Have a look at our original story: http://retractionwatch.com/2021/08/26/guest-editor-says-journal-will-retract-dozens-of-inappropriate-papers-after-his-email-was-hacked/
:-))
Even if the editor’s email was hacked, somebody at the headquarters of Springer Nature should have taken a glance at these sharticles and realized that something was very wrong! Isn’t there any quality control going on?
That would be true if they cared. Which they don’t.
10 papers must be retracted from each one of Editor-in-Chief and respected Reviewers so that next time be more careful when evaluating “rubbish” manuscripts before accepting them.

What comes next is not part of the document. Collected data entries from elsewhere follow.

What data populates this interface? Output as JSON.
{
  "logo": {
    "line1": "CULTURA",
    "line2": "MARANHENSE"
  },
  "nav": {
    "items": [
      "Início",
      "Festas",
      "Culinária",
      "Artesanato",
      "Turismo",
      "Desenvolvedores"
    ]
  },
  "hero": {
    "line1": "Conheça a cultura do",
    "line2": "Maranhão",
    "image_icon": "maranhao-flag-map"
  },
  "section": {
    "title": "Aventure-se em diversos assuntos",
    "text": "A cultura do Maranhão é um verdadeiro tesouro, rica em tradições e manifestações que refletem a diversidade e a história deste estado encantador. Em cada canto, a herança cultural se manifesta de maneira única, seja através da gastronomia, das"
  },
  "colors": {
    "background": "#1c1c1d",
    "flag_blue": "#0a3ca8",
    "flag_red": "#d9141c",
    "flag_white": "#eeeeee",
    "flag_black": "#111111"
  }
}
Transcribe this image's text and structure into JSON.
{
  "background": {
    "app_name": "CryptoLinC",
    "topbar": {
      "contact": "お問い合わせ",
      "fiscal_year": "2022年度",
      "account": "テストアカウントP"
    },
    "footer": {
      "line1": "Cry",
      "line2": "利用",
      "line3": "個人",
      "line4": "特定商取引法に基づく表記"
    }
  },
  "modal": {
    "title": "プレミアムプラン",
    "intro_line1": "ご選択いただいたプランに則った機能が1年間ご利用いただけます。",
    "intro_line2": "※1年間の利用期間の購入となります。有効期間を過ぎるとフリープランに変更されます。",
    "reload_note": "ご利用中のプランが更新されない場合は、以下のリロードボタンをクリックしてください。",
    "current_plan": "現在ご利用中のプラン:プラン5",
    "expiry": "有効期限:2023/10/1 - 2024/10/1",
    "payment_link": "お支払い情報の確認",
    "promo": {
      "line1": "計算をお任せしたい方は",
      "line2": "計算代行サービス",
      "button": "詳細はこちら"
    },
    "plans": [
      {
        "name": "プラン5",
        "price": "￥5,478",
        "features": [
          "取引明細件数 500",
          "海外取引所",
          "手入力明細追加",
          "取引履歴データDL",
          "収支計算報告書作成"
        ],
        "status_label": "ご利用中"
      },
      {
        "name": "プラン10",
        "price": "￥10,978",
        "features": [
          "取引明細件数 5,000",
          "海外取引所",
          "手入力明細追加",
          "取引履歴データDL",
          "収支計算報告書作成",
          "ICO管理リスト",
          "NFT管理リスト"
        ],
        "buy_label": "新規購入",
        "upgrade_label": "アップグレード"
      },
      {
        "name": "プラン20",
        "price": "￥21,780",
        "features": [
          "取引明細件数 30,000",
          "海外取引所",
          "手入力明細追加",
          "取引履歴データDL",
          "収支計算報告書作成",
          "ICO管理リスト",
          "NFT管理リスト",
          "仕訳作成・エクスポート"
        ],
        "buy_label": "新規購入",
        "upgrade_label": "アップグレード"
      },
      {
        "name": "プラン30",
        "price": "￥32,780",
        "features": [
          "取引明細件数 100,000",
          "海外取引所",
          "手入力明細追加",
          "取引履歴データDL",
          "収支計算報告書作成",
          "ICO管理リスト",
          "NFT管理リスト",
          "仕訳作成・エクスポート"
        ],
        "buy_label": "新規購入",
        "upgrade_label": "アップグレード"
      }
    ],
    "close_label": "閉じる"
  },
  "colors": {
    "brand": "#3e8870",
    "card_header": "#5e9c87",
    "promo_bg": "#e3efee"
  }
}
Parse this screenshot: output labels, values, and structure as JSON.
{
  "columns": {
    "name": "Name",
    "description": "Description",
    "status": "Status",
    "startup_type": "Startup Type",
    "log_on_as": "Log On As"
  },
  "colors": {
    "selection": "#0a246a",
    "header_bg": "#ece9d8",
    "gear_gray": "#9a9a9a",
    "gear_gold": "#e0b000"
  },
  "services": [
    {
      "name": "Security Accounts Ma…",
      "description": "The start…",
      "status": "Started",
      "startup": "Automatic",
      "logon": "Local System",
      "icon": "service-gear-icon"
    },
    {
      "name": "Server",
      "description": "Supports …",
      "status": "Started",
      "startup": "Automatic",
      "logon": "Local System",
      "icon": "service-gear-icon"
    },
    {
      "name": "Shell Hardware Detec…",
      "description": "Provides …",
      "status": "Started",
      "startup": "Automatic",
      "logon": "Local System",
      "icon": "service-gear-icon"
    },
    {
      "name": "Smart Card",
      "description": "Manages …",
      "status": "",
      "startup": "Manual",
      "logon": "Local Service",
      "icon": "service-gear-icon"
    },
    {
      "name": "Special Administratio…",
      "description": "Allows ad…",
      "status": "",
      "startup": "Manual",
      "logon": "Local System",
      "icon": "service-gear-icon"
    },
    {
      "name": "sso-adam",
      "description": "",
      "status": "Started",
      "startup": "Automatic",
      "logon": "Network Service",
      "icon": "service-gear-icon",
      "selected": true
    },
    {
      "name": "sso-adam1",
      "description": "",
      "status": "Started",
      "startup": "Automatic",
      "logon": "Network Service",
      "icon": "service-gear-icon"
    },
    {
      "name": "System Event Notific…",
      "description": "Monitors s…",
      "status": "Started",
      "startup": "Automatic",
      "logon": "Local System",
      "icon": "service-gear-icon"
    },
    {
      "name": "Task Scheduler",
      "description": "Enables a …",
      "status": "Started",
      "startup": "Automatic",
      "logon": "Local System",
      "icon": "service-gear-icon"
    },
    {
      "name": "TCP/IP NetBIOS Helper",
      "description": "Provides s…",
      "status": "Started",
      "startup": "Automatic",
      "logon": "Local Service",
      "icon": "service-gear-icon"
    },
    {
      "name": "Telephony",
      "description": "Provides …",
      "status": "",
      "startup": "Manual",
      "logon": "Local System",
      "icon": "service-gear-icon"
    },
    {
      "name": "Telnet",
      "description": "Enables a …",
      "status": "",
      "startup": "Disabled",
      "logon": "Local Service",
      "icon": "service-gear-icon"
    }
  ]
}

BTW, how did you get pic of my lovely running short? Not rubbish, so valuable high quality, served me in many running race events. LOL
It’s rich that Springer Nature is developing AI tools to catch papers generated by AI. I guess the idea of having human subject matter experts read submissions is just so old school.
I hope Springer Nature will be transparent how this happened. There’s much that doesn’t make sense in the explanations thus far. For example, how does a OA journal charging $2780 USD let 400 articles get published without paying? Inside knowledge? Or just that some SN journals are lax all the way around?
The AI and human work should not be a dichotomy. The former should help the latter do their work, rather than replace them.
From the publisher’s announcement, it seems that the mentioning of “AI” vaguely refers to something like tools to safeguard the process (including maybe cybersecurity), rather than simply “catching papers generated by AI”. The nonsense papers are only a small part of the story. What appears to have happened looks like a systemic attack on the “supply chain”, so to speak.
“… many of which involve at least some researchers based in China.” These articles appear to be fake in every way, including fake author names, disposable 163.com author email addresses, and some institution names that didn’t come up in my web searches. It’s not even clear that that the articles actually originated from China or were just constructed to look that way.
It’s still fascinating to me that someone pulled this off. This is a case worthy of more research, if SN opens up.
It seems to me that there needs to be an intermediate step between paper acceptance & publishing in these Springer Nature journals: a check by the Editor-in-Chief that the paper actually looks credible. Ok to have fancy-schmancy AI, but that is not enough. Old fashioned ways will still be helpful for this sort of stuff…
There is much, much more scam in that Arabian journal than Springer has retracted or placed under Expressions of Concern.
One and only action from Springer could be meaningful, that is flush-n-drain the journal in its entirety.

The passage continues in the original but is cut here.